Since this new stencil table is topologically compatible with the primary stencil table for refinement, it is convenient and efficient to splice those stencil tables together. This splicing can be done in the following way:

Far::StencilTable const *refineStencils =
                              Far::StencilTableFactory::Create(topologyRefiner);

Far::PatchTable cosnt *patchTable =
                              Far::PatchTableFactory::Create(topologyRefiner);

Far::StencilTable const *localPointStencils =
                                  patchTable->GetLocalPointStencilTable();

Far::StencilTable const *splicedStencils =
        Far::StencilTableFactory::AppendLocalPointStencilTables(topologyRefiner,
                                                          refineStencils,
                                                          localPointStencils);

NOTE: Once the spliced stencil table is created, the refined stencils can be released, but the local point stencils are owned by patchTable, it should not be released.
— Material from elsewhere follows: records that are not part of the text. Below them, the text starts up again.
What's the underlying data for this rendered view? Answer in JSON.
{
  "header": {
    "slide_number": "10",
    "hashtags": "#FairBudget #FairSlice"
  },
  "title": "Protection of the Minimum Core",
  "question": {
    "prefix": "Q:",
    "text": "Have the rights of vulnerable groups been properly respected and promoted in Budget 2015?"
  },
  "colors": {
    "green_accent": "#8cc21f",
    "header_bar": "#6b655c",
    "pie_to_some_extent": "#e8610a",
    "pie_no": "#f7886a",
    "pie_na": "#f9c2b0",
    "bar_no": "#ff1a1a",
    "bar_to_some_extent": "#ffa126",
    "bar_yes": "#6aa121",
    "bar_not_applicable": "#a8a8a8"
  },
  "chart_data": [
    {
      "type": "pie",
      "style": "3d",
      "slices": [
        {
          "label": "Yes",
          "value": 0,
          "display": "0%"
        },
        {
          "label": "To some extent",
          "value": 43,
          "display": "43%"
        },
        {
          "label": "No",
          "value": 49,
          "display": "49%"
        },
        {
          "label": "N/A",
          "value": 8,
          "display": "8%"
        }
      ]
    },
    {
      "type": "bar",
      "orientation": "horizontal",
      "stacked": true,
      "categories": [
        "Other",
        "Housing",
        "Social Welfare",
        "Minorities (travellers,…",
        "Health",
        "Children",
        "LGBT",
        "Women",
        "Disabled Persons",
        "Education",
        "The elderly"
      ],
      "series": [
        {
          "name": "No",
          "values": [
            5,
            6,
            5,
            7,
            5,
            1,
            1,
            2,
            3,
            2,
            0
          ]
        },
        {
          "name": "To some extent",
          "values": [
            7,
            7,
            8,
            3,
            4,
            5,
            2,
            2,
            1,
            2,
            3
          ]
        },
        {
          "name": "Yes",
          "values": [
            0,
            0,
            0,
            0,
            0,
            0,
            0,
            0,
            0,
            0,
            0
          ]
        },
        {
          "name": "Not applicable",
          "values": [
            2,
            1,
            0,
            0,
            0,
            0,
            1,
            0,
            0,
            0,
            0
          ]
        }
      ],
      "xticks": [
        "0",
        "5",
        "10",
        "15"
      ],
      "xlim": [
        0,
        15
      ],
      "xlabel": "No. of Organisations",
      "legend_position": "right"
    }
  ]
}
OpenSubdiv 3.0 also supports 2.x style Gregory patches, if ENDCAP_LEGACY_GREGORY is specified to PatchTableFactory::Options. In this case, such an extra stencil splicing isn't needed, however clients must still bind additional buffers (VertexValence buffer and QuadOffsets buffer).

See Osd::GLLegacyGregoryPatchTable for additional details.

Changes to Subdivision

The refactoring of OpenSubdiv 3.0 data representations presented a unique opportunity to revisit some corners of the subdivision specification and remove or update some legacy features -- none of which was taken lightly. More details are provided in Subdivision Compatibility, while the following offers a quick overview:

  • All face-varying interpolation options have been combined into a single enum.
  • Vertex interpolation options have been renamed or removed:
    • The naming of the standard creasing method has changed from Normal to Uniform.
    • Unused legacy modes of the "smoothtriangle" option have been removed.
  • The averaging of Chaikin creasing with infinitely sharp edges has changed.
  • Support for Hierarchical Edits has been removed.

Build Support for Combining 2.x and 3.0

Running OpenSubdiv 2.0 and 3.0 in a single process is supported, however some special care must be taken to avoid namespace collisions, both in terms of run-time symbols (avoid "using OpenSubdiv::Osd", for example) and in terms of build-time search paths.

To support both OpenSubdiv 2.0 and 3.0 in your build environment, you can prefix the header install directory of OpenSubdiv 3.0. Do this using the build flag "CMAKE_INCDIR_BASE" when configuring cmake (i.e. -DCMAKE_INCDIR_BASE=include/opensubdiv3) and then including files from "opensubdiv3/..." in client code.